ANNA: We want to ask about what your advice is for parents who don’t have any connection to the disability community but have disabled kids. In my experience, often, if you go into these parenting groups of parents with disabled kids there’s a lot of hostility to disabled adults or just fear and angst over having a disabled child. What is your advice to those other parents, based on your experience growing up, and what do you want parents to know?

CIERRA: I would let them know parenting is not only for a certain type of individual. Parenting is for anybody. Just because of your status in society, I don’t think that should be a hindrance towards you not being able to experience parenting.

ANNA: Do you have any advice for parents who have disabled children, and anything you wish your parents could have known, or just for parents who aren’t necessarily aware that there is a disability community that they can connect their kids into to have that sort of guidance and mentorship?

CIERRA: I think a lot of parents are not aware of the Independent Living Centers in their state. When I first was diagnosed, my family didn’t know who to reach out to for help. My advice would be we need to bring more awareness to the disability community and not in a way that says, “Oh, I feel bad for you.”

They tried to take my kids at one point because of my disability and that was pretty hard on me. I didn’t know what to do, I didn’t know where to go, but luckily I had a disability community in my back pocket that said “We can get through this,” and that’s one of the main reasons why I was able to put one foot in front of the other, because I knew that there was a community out there.

ANNA: So, I’m white, but I’ve had conversations with other African American parents and other parents of color in the disability community, and there’s this reckoning with the fact that the way disability is thought about or talked about is different among some communities of color, and also that when communities of color think about the disability community it comes across as a super white place. What is your advice for parents of color as far as connecting to the Independent Living Centers?

CIERRA: In my community we don’t look at mental illness, we don’t take care of our mental illness, and for a lot of people in my community and my family, now that they’ve seen what has happened to me, they’ve just now really taken it seriously. I think that the African American community needs to look at mental illness more than just like, “Oh that person’s lazy,” or, “That person might be having a bad day or something.” Because eventually what happens is we just push stuff down. We’re so strong, that’s one thing I have, I didn’t even want to look into my disability until I was basically forced against the wall. Because mentally, we want to be strong.

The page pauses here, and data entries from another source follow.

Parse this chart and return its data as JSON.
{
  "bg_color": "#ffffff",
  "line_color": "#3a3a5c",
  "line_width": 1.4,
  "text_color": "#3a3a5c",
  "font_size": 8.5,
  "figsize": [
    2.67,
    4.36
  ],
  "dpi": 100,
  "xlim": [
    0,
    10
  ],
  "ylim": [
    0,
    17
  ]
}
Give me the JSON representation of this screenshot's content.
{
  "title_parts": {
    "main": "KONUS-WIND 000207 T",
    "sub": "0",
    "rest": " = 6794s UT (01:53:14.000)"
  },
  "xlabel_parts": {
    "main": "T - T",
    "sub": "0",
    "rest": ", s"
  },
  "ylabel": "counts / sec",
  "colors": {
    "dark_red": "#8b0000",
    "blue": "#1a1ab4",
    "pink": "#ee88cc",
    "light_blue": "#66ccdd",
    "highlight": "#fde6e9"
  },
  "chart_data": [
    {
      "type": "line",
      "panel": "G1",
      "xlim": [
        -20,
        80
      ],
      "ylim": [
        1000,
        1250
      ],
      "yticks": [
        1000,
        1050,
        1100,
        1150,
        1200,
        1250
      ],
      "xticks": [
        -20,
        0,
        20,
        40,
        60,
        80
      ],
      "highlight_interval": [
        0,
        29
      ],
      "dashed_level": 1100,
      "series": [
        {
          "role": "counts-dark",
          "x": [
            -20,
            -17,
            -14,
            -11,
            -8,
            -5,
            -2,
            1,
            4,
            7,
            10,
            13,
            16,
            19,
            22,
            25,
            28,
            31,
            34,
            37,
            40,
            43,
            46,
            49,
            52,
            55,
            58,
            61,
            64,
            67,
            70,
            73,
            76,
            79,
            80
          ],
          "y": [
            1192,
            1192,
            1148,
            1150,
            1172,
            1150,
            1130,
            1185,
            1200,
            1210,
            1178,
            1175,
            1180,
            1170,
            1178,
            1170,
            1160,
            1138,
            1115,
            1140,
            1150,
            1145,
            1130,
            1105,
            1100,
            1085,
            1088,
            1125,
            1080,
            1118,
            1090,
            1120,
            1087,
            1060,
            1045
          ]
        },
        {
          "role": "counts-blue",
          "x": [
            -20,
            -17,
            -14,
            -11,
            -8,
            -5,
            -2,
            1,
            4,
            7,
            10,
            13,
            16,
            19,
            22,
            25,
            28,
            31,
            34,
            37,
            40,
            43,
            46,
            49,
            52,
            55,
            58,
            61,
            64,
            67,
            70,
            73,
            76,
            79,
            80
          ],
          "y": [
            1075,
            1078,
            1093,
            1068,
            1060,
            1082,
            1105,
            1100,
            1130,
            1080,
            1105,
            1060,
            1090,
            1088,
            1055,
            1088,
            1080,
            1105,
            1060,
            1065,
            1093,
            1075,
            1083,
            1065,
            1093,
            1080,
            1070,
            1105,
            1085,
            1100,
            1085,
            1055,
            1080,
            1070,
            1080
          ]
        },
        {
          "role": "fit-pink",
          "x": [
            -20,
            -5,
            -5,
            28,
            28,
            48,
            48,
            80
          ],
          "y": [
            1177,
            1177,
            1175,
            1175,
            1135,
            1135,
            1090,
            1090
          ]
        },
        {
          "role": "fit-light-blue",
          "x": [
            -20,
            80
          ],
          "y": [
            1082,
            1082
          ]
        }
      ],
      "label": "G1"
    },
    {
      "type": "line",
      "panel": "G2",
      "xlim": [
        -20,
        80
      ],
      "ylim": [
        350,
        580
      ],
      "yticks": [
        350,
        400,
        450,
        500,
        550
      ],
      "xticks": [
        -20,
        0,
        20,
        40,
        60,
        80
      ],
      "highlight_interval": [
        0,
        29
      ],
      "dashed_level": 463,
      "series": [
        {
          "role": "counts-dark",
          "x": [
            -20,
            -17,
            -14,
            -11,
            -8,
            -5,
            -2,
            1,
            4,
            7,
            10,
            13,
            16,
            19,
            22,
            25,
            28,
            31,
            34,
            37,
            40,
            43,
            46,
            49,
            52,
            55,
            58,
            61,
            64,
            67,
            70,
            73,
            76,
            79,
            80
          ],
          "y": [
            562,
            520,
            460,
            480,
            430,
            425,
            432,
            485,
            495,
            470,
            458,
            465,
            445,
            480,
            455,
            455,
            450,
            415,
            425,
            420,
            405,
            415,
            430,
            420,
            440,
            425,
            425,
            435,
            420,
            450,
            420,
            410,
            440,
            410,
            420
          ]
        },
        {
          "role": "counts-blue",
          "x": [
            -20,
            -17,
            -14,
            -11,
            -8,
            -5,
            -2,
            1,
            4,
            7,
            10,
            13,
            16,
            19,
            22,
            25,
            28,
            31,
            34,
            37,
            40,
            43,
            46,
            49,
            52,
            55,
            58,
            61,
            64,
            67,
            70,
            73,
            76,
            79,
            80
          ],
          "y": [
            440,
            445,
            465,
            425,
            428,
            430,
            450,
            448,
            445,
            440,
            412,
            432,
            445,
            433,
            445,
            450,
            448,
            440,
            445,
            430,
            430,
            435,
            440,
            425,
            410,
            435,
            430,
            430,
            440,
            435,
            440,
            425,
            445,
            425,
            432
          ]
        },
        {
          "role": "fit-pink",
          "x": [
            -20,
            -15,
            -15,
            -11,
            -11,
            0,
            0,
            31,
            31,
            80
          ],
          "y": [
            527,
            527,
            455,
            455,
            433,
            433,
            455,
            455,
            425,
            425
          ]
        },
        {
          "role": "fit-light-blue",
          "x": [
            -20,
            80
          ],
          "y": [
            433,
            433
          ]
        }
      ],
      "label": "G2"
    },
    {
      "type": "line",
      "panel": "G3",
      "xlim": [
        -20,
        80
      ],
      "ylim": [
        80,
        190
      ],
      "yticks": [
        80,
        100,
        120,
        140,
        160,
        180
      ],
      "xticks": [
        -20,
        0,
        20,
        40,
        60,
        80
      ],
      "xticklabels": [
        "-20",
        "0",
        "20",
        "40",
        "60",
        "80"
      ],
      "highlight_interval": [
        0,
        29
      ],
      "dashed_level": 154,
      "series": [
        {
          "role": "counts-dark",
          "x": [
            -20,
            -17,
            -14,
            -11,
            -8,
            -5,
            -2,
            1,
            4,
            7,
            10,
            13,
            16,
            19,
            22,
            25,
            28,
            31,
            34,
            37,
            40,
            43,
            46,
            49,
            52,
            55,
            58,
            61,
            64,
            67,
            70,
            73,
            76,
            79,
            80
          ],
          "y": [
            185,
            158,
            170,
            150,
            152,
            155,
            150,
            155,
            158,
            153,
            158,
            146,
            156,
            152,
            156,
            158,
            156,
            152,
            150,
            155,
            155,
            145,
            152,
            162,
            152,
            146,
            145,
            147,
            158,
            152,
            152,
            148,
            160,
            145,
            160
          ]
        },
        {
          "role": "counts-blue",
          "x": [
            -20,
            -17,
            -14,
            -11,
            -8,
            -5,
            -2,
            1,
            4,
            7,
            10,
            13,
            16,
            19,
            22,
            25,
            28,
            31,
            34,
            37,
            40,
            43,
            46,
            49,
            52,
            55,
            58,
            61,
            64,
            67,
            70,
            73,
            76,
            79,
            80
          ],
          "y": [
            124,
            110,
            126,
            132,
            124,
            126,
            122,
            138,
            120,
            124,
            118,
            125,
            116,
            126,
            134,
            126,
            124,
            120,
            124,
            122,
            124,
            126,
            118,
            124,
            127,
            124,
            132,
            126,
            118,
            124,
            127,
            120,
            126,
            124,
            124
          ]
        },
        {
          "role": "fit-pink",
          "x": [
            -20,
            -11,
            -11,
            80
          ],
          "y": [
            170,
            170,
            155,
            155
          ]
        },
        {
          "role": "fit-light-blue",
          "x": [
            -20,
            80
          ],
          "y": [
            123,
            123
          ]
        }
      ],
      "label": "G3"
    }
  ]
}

ANNA: Even within the disability community, there is a stigma around mental health and mental illness. Why is it so important that mental health is included in the conversation?

CIERRA: Honestly I think they should teach classes about mental health. I’m noticing how important it is, even for my kids. My daughter will sit and do yoga, we’ll sit and meditate. My daughter likes to drink tea, lately, because that’s something she like to do for her mental state, and she’s letting me know now at the early age of five. She’ll be asking me, “Mommy can you make tea?” I think it’s important we sit down and really get into your mind, express yourself. We color, we paint, we do a lot of expressing our minds, and I think we need to learn how to do more of that. Parents need to teach our kids different outlets. I think it should be definitely all in the conversation, right along there with all the other disabilities.

The disability community has helped me be a better parent.  I can finally say, “Okay we got a rhythm.” Sometimes emergency things happen like my breakdown, and for those things I really do need support sometimes, because they can be challenging. You have to be there for somebody. Just being there to hold them, and I think that it’s important people can experience that type of unconditional love.That’s a different type of love, you know? It’s beautiful.